Actually, I’m being slightly harsh. The Micra was actually designed two years ago as a car for developing markets, not a super-stylish supermini for first world countries and it’s taken a while to reach the Middle East as part of its global rollout. Two years as it turns out, is a long time in the world of design, and other manufacturers – I haven’t mentioned the Koreans once yet, which tells you a lot about the kinds of value they are capable of offering – have closed the gap.

But perhaps all hope is not lost, and the Micra can redeem itself on the road. On our short test route, I eagerly slid behind the wheel of our lime-green car and was confronted by…plastic. Plastic everywhere and it didn’t feel like the best quality stuff in the world either, with sharp edges, shiny textures and only acceptable levels of fit and finish. Space up front for the driver and his willing copilot is good and there’s a hefty range of adjustment available including height, so you don’t miss that telescoping wheel too much. In typical Nissan fashion, everything is well labeled and falls to hand; there’s not much in terms of adjustment period. Visibility from the big glass expanse is excellent in all directions – the one benefit of going boxy rather than sexy.
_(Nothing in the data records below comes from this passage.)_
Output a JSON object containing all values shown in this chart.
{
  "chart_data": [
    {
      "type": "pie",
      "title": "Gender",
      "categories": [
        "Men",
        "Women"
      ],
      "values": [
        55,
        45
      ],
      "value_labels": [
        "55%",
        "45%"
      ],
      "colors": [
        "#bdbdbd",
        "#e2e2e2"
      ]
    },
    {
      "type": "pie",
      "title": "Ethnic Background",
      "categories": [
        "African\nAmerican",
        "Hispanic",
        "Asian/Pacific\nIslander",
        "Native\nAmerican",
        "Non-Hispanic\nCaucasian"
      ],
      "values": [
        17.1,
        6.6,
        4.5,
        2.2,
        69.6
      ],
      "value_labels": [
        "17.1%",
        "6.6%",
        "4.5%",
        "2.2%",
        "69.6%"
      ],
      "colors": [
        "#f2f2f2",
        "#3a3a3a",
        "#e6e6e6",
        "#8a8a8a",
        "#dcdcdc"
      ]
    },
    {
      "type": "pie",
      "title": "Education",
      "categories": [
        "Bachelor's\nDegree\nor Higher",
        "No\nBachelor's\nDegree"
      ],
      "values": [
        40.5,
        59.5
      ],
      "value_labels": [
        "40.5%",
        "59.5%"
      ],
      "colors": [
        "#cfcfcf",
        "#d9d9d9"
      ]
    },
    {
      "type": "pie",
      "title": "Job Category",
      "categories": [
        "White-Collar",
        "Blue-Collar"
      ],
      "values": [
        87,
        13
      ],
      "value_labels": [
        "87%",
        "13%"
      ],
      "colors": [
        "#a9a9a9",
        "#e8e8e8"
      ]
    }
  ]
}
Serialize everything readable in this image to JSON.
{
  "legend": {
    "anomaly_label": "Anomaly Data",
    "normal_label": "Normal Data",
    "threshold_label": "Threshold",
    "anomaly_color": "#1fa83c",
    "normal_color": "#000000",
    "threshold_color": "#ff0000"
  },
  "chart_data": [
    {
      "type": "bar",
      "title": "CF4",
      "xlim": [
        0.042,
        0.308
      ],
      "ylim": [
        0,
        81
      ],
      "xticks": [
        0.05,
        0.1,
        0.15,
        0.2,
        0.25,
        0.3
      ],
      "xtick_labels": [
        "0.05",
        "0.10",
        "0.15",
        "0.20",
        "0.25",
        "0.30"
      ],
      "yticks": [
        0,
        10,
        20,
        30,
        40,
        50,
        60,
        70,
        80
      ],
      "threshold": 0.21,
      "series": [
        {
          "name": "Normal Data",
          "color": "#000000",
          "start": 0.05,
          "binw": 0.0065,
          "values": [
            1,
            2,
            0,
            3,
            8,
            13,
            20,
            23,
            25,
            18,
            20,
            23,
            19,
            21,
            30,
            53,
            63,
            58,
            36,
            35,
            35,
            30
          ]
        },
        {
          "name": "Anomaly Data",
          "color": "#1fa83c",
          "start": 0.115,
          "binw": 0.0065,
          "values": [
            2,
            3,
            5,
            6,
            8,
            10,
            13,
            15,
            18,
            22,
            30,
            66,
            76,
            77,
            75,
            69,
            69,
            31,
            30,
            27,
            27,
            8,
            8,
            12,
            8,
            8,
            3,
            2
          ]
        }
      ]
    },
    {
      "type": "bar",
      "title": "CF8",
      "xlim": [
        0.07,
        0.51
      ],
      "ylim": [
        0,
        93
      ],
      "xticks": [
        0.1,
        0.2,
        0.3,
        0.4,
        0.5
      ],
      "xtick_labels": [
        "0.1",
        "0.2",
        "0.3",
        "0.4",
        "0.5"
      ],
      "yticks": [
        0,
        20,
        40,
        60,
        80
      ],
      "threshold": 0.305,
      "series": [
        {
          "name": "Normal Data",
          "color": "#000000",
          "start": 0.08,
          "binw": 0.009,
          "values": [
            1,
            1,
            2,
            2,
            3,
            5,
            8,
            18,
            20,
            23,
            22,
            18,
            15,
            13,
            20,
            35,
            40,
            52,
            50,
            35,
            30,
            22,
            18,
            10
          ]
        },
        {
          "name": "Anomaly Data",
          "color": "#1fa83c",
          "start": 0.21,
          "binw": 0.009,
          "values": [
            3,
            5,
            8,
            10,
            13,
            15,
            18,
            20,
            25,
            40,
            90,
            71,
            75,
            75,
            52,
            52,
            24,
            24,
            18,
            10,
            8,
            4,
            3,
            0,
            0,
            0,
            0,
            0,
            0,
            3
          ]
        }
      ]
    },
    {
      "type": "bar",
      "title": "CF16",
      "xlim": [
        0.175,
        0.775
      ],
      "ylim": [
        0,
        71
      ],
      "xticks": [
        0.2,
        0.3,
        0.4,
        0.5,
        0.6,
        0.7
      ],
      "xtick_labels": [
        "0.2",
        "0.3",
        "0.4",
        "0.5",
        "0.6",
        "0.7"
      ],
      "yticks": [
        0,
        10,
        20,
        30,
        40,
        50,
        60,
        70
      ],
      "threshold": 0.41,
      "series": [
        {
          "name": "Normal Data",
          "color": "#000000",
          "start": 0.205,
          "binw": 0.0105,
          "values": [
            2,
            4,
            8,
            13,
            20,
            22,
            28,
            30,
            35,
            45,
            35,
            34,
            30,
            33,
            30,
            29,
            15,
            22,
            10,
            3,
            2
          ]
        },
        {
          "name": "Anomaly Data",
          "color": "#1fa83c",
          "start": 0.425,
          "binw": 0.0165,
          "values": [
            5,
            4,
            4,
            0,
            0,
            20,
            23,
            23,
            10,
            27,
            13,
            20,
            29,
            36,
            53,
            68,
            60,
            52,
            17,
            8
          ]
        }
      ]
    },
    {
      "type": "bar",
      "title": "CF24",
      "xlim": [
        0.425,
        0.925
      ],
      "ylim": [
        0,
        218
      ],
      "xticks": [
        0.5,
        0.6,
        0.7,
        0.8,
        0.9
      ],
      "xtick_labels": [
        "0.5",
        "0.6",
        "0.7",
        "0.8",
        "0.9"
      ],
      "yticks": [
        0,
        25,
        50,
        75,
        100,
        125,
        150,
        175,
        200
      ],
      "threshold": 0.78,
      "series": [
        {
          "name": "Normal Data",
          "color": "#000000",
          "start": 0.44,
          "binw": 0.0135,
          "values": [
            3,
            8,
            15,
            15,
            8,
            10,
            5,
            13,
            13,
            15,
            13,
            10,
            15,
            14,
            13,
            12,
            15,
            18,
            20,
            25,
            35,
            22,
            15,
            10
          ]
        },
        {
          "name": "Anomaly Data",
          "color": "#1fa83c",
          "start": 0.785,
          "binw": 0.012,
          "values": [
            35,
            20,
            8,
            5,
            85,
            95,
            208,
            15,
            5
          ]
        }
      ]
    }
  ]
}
The good news sorta continues in the back seat if you’re under six foot, because then you’ll be able to fit. Taller and that and you’re walking. To be fair, this is a supermini so to be able fit four regular sized adults is a reasonable feat. Luggage? Pack light, because the boot is tiny. At least everyone will be cool and comfortable because Nissan’s A/C is predictably superb, cooling the admittedly small cabin down with artic levels of efficiency.

Under the hood is a thrifty 1.5-litre four cylinder, good for 99bhp at a high-ish 6000rpm and 100lb ft of torque peaking at 4000 rpm. It’s all hooked up to either a five-speed manual or a four speed automatic. That’s slap bang between the 84bhp 1.3-litre Yaris and the 115bhp 1.5-litre Sonic. Unsurprisingly, performance is quite middle of the road.

The little blip of torque hits nice and early so the Micra pulls quite well to 100kph after which things take a bit of break. Nissan have never exactly had a reputation for refinement and the Micra doesn’t bely it, so there’s a fair bit of harshness towards the top end, although the gearbox is relatively smooth through the few cogs it has. As a rental car, it’s got perfectly acceptable levels of performance and the same goes towards the ride and handling – composed in the former, and tidy in the latter. The electric power steering is obviously weighted towards quick movements in parking lots rather than high speed cornering, and with those skinny 15-inch alloys, it’s entirely possible to break the rear end loose if you lift off suddenly in a corner. Fun, but standard stability control would be nice, Nissan.

Verdict

The Micra is a hard car to sum up. On the one hand, it feels like a very cynical car, brutally designed downwards to hit that price point. Not a cent extra seems to have been spent on interesting design elements, and fit and finish could be better, even though I have little doubt that with its Indian origins, it’ll take a tough beating every day of its life without complaint. Compounding this is the fact to drive, the Micra is almost completely without character or excitement. Not that you’ll be excited, sitting every day in that cheap interior.

But how is this different from what Volkswagen is doing with the Jetta? Again, that was once a premium product with superbly finished interiors and sporty handling, but today it’s been stripped down to sub-Corolla levels of blandness. Of course, everyone’s bought it, so that strategy clearly paid off for Wolfsburg, and it’ll no doubt pay off for the cheapest Nissan you can buy.

And then there’s those rivals. The Yaris feels better inside, is more fun to drive, while the Sonic is nearly as cheap but doubles down on eye catching looks and feels solid on the road at highway speeds. Like I said at the beginning, it’s a tough segment to be in right now, and the Micra’s is only an average entry, a perfectly decent, perfectly unexciting car to buy. That’s just not enough.